Ele insiste no assunto falando que outras mulheres se sentam em uma determinada cadeira do consultório para se masturbar, e questiona a paciente: “Você não gosta de fazer isso não? Não gosta de se mostrar?”. Cerca de dois minutos depois, também pergunta se ela “gosta de aventuras sexuais” e “aventuras fora do casamento”.

Segundo a Polícia Civil, testemunhas, a vítima e o suspeito foram ouvidos. O áudio apresentado pela paciente foi encaminhado para o Instituto de Criminalística Carlos Éboli (ICCE), onde passa por perícia. A Deam solicita que possíveis outras vítimas do mesmo autor procurem a Polícia Civil para que os casos possam ser investigados. Agentes realizam diligências para esclarecer todos os fatos.

Na tarde desta sexta-feira, o Conselho Regional de Medicina do Estado do Rio (Cremerj) informou que abriu sindicância para apurar o caso. As punições previstas vão desde advertência até cassação do registro profissional. A entidade informou ainda que “em caso de qualquer tipo de infração ética, o paciente deve realizar uma denúncia ao Cremerj, que irá apurar com todo o rigor, seguindo os ritos do Código de Processo Ético-Profissional”.
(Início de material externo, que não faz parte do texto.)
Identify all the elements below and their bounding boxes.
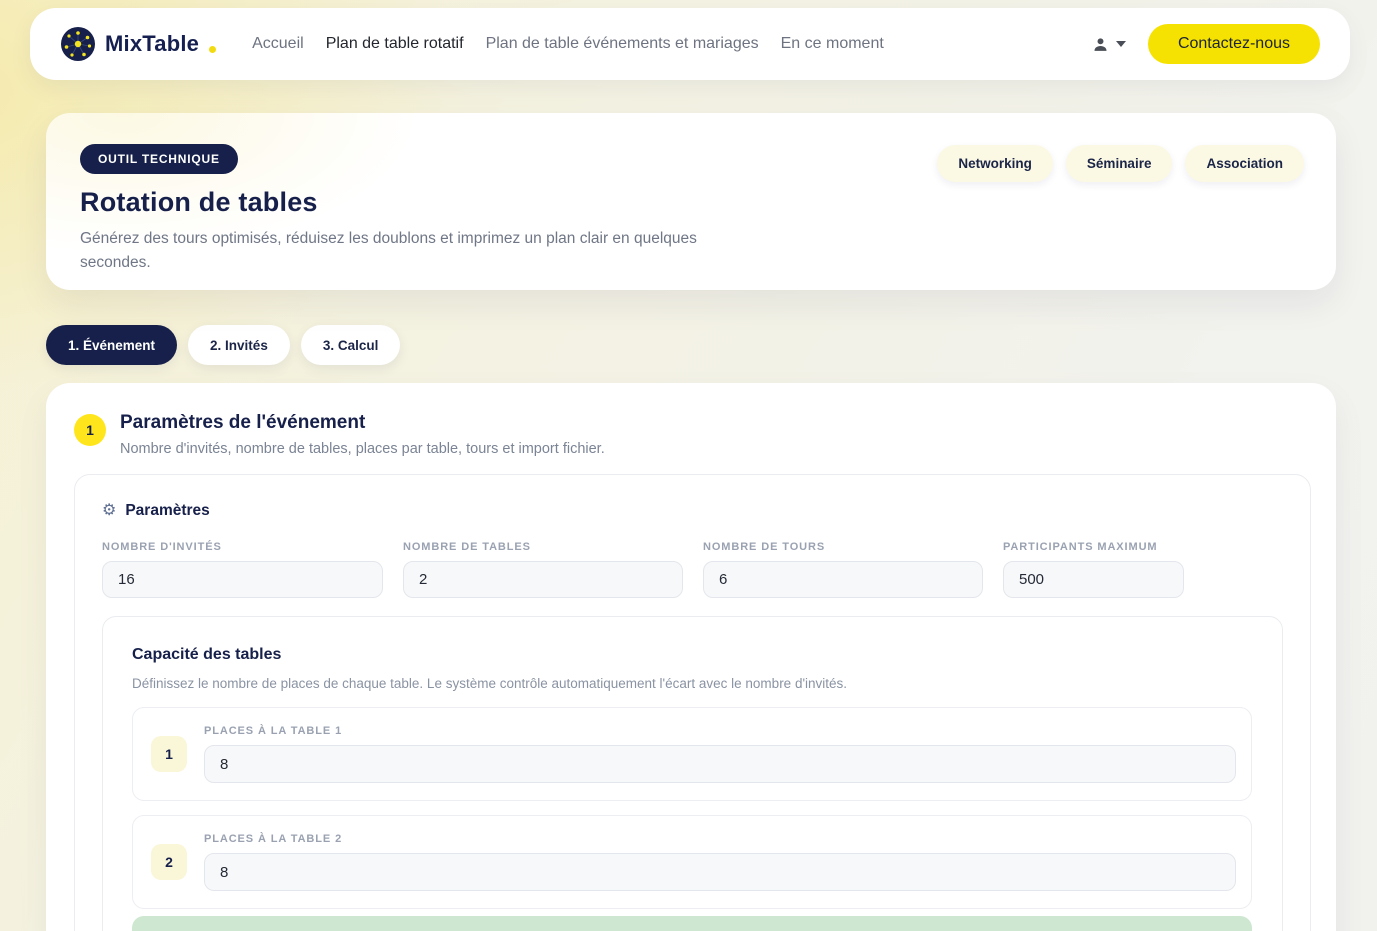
mixtable-logo-icon — [60, 26, 96, 62]
parameters-panel-header: ⚙ Paramètres — [102, 502, 1283, 520]
table-number-badge: 2 — [151, 844, 187, 880]
nav-item-en-ce-moment[interactable]: En ce moment — [781, 35, 884, 53]
tag-networking: Networking — [937, 145, 1053, 182]
brand-dot-icon — [209, 46, 216, 53]
page: MixTable Accueil Plan de table rotatif P… — [0, 0, 1377, 931]
table-2-seats-input[interactable] — [204, 853, 1236, 891]
nav-item-accueil[interactable]: Accueil — [252, 35, 304, 53]
step-tabs: 1. Événement 2. Invités 3. Calcul — [46, 325, 1377, 365]
table-row: 2 Places à la table 2 — [132, 815, 1252, 909]
table-row-main: Places à la table 1 — [204, 725, 1236, 783]
max-participants-input[interactable] — [1003, 561, 1184, 598]
table-capacity-panel: Capacité des tables Définissez le nombre… — [102, 616, 1283, 931]
capacity-description: Définissez le nombre de places de chaque… — [132, 676, 1252, 691]
header: MixTable Accueil Plan de table rotatif P… — [30, 8, 1350, 80]
nav-item-plan-evenements[interactable]: Plan de table événements et mariages — [486, 35, 759, 53]
hero-tags: Networking Séminaire Association — [937, 144, 1304, 290]
field-label: Nombre de tables — [403, 541, 683, 553]
user-icon — [1092, 36, 1109, 53]
tab-invites[interactable]: 2. Invités — [188, 325, 290, 365]
field-nombre-invites: Nombre d'invités — [102, 541, 383, 598]
table-number-badge: 1 — [151, 736, 187, 772]
tables-count-input[interactable] — [403, 561, 683, 598]
nav-item-plan-rotatif[interactable]: Plan de table rotatif — [326, 35, 464, 53]
table-1-seats-input[interactable] — [204, 745, 1236, 783]
field-label: Nombre de tours — [703, 541, 983, 553]
contact-button[interactable]: Contactez-nous — [1148, 24, 1320, 64]
tag-association: Association — [1185, 145, 1304, 182]
rounds-count-input[interactable] — [703, 561, 983, 598]
header-right: Contactez-nous — [1092, 24, 1320, 64]
table-seats-label: Places à la table 1 — [204, 725, 1236, 737]
parameters-fields: Nombre d'invités Nombre de tables Nombre… — [102, 541, 1283, 598]
tool-badge: OUTIL TECHNIQUE — [80, 144, 238, 174]
section-title: Paramètres de l'événement — [120, 412, 605, 434]
section-header-text: Paramètres de l'événement Nombre d'invit… — [120, 412, 605, 457]
capacity-title: Capacité des tables — [132, 646, 1252, 664]
table-row: 1 Places à la table 1 — [132, 707, 1252, 801]
main-nav: Accueil Plan de table rotatif Plan de ta… — [252, 35, 884, 53]
guests-count-input[interactable] — [102, 561, 383, 598]
field-nombre-tours: Nombre de tours — [703, 541, 983, 598]
table-row-main: Places à la table 2 — [204, 833, 1236, 891]
event-parameters-card: 1 Paramètres de l'événement Nombre d'inv… — [46, 383, 1336, 931]
account-menu[interactable] — [1092, 36, 1126, 53]
step-number-badge: 1 — [74, 414, 106, 446]
parameters-panel: ⚙ Paramètres Nombre d'invités Nombre de … — [74, 474, 1311, 931]
page-description: Générez des tours optimisés, réduisez le… — [80, 227, 712, 275]
tag-seminaire: Séminaire — [1066, 145, 1173, 182]
parameters-panel-title: Paramètres — [125, 502, 209, 520]
page-title: Rotation de tables — [80, 187, 712, 218]
brand[interactable]: MixTable — [60, 26, 216, 62]
section-header: 1 Paramètres de l'événement Nombre d'inv… — [74, 412, 1311, 457]
success-banner — [132, 916, 1252, 931]
field-label: Participants maximum — [1003, 541, 1184, 553]
table-seats-label: Places à la table 2 — [204, 833, 1236, 845]
chevron-down-icon — [1116, 41, 1126, 47]
section-subtitle: Nombre d'invités, nombre de tables, plac… — [120, 441, 605, 457]
tab-calcul[interactable]: 3. Calcul — [301, 325, 401, 365]
tab-evenement[interactable]: 1. Événement — [46, 325, 177, 365]
field-participants-max: Participants maximum — [1003, 541, 1184, 598]
hero-content: OUTIL TECHNIQUE Rotation de tables Génér… — [80, 144, 712, 290]
hero-card: OUTIL TECHNIQUE Rotation de tables Génér… — [46, 113, 1336, 290]
field-nombre-tables: Nombre de tables — [403, 541, 683, 598]
field-label: Nombre d'invités — [102, 541, 383, 553]
gear-icon: ⚙ — [102, 503, 116, 519]
brand-name: MixTable — [105, 31, 199, 57]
Em nota, a Sociedade Brasileira de Cirurgia Plástica informou que acompanha as denúncias e aguarda a apuração realizada pelas autoridades competentes. A SBPC esclareceu que “a competência para apreciar e julgar infrações éticas médicas é, única e exclusivamente, do Cremerj”.

O GLOBO procurou o cirurgião plástico José Ricardo Simões por e-mail, telefone e aplicativo de mensagens. Em um primeiro telefonema, ele informou que gostaria que seu advogado se pronunciasse sobre o caso, desligou em seguida e não retornou mais os contatos do GLOBO. O médico não informou o nome nem o contato do advogado que faz sua defesa.

Procurado, o Conselho Federal de Medicina não se manifestou.